Split-ubiquitin screening identified the PIP2;1 aquaporin as an interactor of the βCA4 carbonic anhydrase, which was confirmed in split luciferase, bimolecular fluorescence complementation, and coimmunoprecipitation experiments. PIP2;1 exhibited CO2 permeability. Mutation of PIP2;1 in planta alone was insufficient to impair CO2– and abscisic acid-induced stomatal closing, likely due to redundancy.

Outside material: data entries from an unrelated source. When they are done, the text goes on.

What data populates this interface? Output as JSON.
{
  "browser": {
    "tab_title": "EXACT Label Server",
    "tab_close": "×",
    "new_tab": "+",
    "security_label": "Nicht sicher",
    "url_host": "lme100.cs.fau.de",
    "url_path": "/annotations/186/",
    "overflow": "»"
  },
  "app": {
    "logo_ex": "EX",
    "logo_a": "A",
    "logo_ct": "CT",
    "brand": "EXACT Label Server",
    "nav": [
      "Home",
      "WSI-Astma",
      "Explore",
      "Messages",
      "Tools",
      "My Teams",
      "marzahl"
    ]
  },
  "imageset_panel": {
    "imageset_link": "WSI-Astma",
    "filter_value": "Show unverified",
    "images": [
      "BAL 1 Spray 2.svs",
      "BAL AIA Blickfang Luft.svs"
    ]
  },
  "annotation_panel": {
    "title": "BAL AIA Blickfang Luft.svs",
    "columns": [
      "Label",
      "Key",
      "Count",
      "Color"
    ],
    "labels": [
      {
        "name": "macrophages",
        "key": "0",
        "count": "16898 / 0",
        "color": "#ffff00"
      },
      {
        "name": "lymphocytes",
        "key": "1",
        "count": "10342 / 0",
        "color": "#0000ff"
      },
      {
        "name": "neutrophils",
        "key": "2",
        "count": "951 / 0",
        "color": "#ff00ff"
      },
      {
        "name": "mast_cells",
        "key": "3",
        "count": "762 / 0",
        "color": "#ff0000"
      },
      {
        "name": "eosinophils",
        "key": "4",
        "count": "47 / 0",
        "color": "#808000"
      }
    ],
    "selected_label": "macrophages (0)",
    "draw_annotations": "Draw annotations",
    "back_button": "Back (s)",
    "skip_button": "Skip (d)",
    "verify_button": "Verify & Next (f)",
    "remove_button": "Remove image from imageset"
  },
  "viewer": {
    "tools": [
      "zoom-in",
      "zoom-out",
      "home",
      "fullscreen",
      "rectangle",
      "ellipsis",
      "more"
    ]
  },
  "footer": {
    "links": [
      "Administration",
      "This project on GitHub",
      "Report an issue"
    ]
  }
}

Interestingly, coexpression of βCA4 and PIP2;1 with OST1-SLAC1 or CPK6/23-SLAC1 in oocytes enabled extracellular CO2 enhancement of SLAC1 anion channel activity. An inactive PIP2;1 point mutation was identified that abrogated water and CO2 permeability and extracellular CO2 regulation of SLAC1 activity.
These findings identify the CO2-permeable PIP2;1 as key interactor of βCA4 and demonstrate functional reconstitution of extracellular CO2 signaling to ion channel regulation upon coexpression of PIP2;1, βCA4, SLAC1, and protein kinases.
These data further implicate SLAC1 as a bicarbonate-responsive protein contributing to CO2 regulation of S-type anion channels.